MHA is a type of activation by convention -- it's more of a head (imho), but pytorch does not have a "head" subgroup for the layers, so it is put in the activation group

vkuzo · 2021-01-26T23:42:03Z

torch/nn/quantizable/modules/activation.py

+        self.dequant_v = torch.quantization.DeQuantStub()
+
+    def _get_name(self):
+        return 'QuantizableMultiheadAttention'


is this going to return QuantizableMultiheadAttention in both fp32 with observers and quantized state? If yes, would it be possible to refactor the code so that the final quantized module prints out QuantizedMultiheadAttention, to help with debugging?

It is not as straight-forward. This will require reflection design pattern with the change of function when the from_observed is called. I would not recommend doing it, as this is a power-feature. Alternatively, one can check if the layer weights are quantized, and change the name accordingly. But I think it might be error prone -- I'll think about it...

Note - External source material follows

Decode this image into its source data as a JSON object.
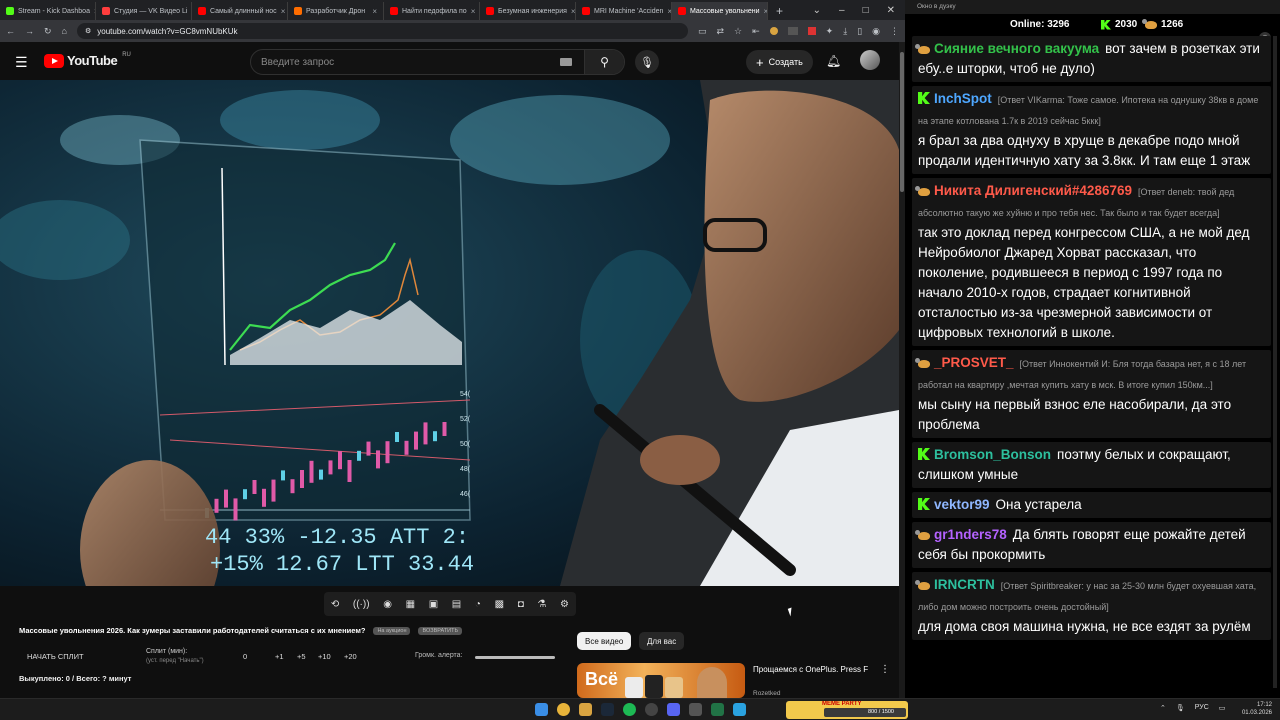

it would be good to fix this in the long term, the current state will be confusing to people who use this without reading the code

vkuzo · 2021-01-26T23:43:21Z

torch/nn/quantizable/modules/activation.py

+
+        q = self.q_scaling_product.mul_scalar(q, scaling)
+
+        if attn_mask is not None:


torch/quantization/quantize.py

raghuramank100 · 2021-01-27T02:05:18Z

test/quantization/test_quantized_op.py

+            for bias, add_bias_kv, add_zero_attn in itertools.product(
+                    Bias, Add_bias_kv, Add_zero_attn):
+                min_power = 20
+                max_mse = 4


Can we have a tighter check on the quantized module vs expected? Perhaps having a reference op that does exactly the same numerics with fp32 operations can be done.

I already implemented the dequantize method inside the module that creates a dequantized reference -- the numerics don't exceed 20dB

hi z-a-f
now,how can i dynamic_quantize wav2vec model?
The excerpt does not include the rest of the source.